Ik vermoed dat iedereen wel dat soort herinneringen heeft. Herinneringen die gevoelens oproepen, waarvan je denkt: ‘dat verdient in mijn leven nou niet bepaald de schoonheidsprijs.’ Daar zitten de dingen tussen waar je later op terugkijkt en waar je spijt van hebt, maar die je toch niet anders had kunnen doen. Altijd blijven die herinneringen aan je knagen, maar er is niets dat je eraan kunt veranderen. Ik ook niet hoor, maar soms ga ik in zo’n stemming iets schrijven voor iemand die ik pijn heb gedaan, waaraan ik niets meer kan veranderen.
Gescheiden kind.
O, mijn lief kind, wat is er aan ’t gebeuren, Ik zie jouw angst en je onzekerheid heus wel, En in mijn hart moet ik het wel betreuren, Maar ach mijn leven, m’n lief kind, gaat nu zo snel.
Eerst was er rust en liefde in je leven, Jij stond voortdurend op de eerste plaats, echt waar, Maar nu je ouders dan niet langer samen bleven, Stort onvermijdelijk jouw wereld in elkaar.

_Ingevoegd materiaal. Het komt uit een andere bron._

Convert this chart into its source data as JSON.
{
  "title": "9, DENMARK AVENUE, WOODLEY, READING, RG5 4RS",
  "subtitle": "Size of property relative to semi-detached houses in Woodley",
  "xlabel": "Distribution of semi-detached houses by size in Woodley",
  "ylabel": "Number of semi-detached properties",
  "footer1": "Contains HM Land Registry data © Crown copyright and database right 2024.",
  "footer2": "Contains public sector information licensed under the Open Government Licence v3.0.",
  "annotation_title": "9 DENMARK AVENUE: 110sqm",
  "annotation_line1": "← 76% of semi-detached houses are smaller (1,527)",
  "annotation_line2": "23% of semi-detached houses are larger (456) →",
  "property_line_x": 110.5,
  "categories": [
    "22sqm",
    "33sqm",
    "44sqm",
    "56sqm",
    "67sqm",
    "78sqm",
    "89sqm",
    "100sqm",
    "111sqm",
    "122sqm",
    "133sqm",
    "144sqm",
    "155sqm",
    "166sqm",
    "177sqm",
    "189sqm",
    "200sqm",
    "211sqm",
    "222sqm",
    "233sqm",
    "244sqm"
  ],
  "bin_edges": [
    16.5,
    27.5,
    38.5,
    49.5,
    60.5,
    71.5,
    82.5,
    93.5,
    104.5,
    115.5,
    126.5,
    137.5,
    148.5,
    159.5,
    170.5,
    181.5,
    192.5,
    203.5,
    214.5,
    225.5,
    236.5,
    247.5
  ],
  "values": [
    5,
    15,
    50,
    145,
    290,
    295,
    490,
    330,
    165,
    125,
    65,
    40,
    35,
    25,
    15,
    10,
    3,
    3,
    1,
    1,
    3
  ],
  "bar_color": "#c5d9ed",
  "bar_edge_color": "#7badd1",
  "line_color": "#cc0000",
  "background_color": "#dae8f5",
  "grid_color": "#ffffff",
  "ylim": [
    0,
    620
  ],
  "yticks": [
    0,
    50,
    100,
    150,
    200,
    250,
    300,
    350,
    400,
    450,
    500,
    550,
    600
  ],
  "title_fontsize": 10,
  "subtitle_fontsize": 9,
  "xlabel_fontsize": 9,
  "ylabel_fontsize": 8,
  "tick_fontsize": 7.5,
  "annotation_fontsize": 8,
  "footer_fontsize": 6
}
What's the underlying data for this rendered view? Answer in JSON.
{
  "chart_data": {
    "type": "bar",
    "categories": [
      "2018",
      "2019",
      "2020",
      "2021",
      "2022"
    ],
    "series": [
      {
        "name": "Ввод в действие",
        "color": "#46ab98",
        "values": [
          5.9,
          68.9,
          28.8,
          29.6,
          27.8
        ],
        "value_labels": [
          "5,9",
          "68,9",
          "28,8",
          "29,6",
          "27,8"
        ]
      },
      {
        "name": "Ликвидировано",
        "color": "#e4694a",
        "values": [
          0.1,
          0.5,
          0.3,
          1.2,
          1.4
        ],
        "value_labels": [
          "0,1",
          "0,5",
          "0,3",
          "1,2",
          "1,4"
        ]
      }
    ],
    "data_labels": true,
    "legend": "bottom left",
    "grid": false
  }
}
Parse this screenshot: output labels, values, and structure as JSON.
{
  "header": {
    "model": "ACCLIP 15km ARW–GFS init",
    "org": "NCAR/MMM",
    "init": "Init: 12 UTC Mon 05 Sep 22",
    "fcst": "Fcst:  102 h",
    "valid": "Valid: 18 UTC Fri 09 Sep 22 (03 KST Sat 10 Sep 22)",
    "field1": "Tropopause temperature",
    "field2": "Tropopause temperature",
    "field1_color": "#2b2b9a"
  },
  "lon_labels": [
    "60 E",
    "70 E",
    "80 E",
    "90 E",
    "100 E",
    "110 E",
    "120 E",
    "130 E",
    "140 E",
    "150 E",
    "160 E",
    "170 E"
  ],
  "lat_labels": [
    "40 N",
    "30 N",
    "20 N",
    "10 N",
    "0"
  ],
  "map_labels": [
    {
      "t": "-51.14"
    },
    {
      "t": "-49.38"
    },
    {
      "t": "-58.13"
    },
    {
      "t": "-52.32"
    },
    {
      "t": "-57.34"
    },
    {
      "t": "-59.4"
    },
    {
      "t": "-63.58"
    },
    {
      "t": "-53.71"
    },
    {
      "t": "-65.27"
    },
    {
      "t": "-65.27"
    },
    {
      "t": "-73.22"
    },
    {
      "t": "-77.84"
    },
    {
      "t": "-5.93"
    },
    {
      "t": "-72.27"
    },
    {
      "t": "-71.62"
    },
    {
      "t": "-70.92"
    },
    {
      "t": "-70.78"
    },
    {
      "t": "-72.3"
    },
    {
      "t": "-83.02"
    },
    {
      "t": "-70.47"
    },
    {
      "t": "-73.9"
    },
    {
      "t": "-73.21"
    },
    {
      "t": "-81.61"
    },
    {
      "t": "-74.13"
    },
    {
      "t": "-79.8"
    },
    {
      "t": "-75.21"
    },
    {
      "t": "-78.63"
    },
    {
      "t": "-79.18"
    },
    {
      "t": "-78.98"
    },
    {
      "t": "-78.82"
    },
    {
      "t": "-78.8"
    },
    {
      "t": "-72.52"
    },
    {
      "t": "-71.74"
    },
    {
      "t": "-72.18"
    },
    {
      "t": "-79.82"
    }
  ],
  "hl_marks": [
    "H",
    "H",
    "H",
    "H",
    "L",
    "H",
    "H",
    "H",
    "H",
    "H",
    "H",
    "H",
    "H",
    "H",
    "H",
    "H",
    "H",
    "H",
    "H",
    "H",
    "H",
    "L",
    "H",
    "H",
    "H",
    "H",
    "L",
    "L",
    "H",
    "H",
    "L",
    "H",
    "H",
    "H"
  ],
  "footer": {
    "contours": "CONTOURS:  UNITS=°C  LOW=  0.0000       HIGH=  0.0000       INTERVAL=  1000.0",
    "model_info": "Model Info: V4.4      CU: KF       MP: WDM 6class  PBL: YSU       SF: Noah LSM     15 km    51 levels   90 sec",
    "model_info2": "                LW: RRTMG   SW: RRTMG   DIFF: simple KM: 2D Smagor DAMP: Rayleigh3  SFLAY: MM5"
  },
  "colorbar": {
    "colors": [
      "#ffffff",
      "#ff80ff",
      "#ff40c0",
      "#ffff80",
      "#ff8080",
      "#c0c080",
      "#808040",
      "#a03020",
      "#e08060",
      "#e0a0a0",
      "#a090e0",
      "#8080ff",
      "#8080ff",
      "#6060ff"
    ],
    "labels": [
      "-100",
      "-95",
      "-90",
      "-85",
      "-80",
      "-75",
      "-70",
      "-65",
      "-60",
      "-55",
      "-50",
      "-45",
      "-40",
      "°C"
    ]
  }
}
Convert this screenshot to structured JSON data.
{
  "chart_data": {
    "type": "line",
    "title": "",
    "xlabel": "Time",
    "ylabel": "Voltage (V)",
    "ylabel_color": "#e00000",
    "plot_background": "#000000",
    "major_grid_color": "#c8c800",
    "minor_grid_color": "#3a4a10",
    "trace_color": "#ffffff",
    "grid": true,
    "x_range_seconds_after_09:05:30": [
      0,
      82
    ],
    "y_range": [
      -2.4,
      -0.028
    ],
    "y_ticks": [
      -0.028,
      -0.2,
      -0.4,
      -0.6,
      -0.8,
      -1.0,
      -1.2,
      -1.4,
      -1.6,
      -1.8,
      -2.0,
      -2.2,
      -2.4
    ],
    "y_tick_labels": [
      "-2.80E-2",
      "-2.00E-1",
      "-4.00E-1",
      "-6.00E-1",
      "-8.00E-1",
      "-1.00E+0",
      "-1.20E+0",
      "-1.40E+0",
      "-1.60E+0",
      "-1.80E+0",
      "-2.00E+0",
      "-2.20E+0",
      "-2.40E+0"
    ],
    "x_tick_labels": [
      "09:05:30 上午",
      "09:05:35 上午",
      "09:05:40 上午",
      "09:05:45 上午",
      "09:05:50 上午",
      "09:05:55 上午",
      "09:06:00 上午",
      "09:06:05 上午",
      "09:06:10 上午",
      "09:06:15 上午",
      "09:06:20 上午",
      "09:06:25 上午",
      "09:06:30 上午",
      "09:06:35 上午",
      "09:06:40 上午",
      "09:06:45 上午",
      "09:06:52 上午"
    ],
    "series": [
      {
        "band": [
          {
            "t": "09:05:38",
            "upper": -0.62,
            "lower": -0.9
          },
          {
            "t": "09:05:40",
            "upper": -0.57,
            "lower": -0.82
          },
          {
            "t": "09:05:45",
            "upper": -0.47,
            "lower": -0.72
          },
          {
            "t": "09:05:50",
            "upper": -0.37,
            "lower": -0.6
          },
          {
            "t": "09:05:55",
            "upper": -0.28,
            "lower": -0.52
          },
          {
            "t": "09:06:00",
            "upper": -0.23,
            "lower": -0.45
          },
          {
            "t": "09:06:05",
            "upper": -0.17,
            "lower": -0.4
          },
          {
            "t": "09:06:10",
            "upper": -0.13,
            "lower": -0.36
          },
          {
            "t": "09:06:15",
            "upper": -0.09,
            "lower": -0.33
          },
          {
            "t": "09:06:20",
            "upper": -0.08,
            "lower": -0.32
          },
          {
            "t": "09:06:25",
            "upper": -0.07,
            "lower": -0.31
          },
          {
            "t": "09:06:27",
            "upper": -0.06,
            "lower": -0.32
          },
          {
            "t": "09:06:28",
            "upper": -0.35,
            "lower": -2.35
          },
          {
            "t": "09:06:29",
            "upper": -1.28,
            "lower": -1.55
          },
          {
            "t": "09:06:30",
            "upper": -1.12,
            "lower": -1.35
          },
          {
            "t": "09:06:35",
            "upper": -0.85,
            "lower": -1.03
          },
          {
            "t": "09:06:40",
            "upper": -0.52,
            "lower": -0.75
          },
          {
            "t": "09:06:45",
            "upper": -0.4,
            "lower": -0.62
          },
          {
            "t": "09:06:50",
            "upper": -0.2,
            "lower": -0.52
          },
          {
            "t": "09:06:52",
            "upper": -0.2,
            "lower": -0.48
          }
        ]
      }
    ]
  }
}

’t Is niet jouw schuld, maar jij moet het verdragen, Het overkomt je en ik weet: het maakt je bang, Als ik je aan kijk zie ik al je bange vragen, En ik alleen weet, kind, dit duurt je leven lang.
Ons vroeger leven heb ik in mijn hart geborgen, De grootste zorg komt in jouw leven niet van mij, Er zal nu, hoop ik, iemand anders voor jou zorgen, Maar jij, mijn kind, betaalt de prijs en ik ben vrij.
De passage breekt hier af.